12.10.10

Chancellor hits injury and disease victims

The following details were supplied by the TUC:

A 'benefits cap' announced by the Chancellor will target workers suffering work-related ill-health and injuries.


The benefits limit will include consideration of Industrial Injuries Disablement Benefit (IIDB) payment, a Treasury news release confirmed this week, despite the benefit being created as a non-means tested payment intended to compensate workers for industrial diseases and injuries.

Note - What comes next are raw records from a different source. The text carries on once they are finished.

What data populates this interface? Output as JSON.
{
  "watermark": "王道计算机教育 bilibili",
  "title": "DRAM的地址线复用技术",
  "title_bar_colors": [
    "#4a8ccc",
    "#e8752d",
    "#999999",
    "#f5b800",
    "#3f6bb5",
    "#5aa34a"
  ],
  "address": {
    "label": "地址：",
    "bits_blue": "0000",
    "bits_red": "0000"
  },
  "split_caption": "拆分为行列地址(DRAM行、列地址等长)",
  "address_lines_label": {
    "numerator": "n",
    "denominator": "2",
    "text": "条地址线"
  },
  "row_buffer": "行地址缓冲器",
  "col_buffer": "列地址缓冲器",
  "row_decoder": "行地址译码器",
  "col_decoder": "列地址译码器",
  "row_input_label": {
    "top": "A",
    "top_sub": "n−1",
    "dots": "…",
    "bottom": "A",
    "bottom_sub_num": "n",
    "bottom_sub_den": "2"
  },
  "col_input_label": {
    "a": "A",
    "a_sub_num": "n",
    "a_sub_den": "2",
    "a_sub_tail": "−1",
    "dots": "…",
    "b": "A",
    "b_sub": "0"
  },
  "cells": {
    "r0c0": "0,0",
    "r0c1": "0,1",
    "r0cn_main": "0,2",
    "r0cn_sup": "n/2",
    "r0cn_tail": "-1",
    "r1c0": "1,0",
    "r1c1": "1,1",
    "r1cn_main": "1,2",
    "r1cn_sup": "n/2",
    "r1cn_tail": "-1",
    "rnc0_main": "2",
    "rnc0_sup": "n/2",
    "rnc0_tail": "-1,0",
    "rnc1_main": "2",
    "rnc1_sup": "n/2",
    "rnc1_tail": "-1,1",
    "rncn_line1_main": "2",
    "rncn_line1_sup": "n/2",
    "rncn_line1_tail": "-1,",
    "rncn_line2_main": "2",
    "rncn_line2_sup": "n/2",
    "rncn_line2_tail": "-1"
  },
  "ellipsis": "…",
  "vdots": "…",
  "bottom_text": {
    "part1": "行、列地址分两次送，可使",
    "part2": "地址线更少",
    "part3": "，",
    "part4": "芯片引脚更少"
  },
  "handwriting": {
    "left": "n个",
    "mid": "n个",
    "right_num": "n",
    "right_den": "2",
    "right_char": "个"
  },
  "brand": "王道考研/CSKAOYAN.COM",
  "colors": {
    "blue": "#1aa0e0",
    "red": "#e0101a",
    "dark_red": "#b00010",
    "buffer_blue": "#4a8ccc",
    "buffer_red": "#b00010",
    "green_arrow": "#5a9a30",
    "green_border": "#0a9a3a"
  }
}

According to TUC's Richard Exell, who sits on the Industrial Injuries Advisory Council, 'it seems likely that significant numbers will be affected. There were 324,000 people claiming under the Industrial Injuries Disablement Benefit scheme in December 2009 and the current maximum weekly rate is £145.80.' He said 'it is easy to see' how claimants in receipt of other benefits could exceed the £26,000 cap and lose out. 'By definition, the people who would be affected would be people who had had a serious injury or disease caused by their work and who were suffering serious hardship,' he said. IIDB 'is a no-fault compensation scheme. It provides some measure of justice for workers who have suffered a disease or injury that is probably due to their job, but which is hard to prove on an individual basis,'.

Exell added, noting 'is about recognising that employees take risks when they work and the whole of society has a duty to compensate them when one of those risks comes through.' He warned that 'the principles that will be reversed are even more important. The Industrial Injuries Scheme is a way in which society says that we all have an interest in making sure that workers can look to recompense for loss as well as help when you're hard up and that is a concrete way of committing ourselves to the notion that 'we're all in this together.'

While the Chancellor has been hard on benefit claimants as he tries to drive down the deficit, he has been criticised for his failure to rein in excesses in the City. So while the £700 million plus IIDB budget is to be cut, bankers in the City will be allowed to reward themselves with an estimated £7 billion in bonuses this year.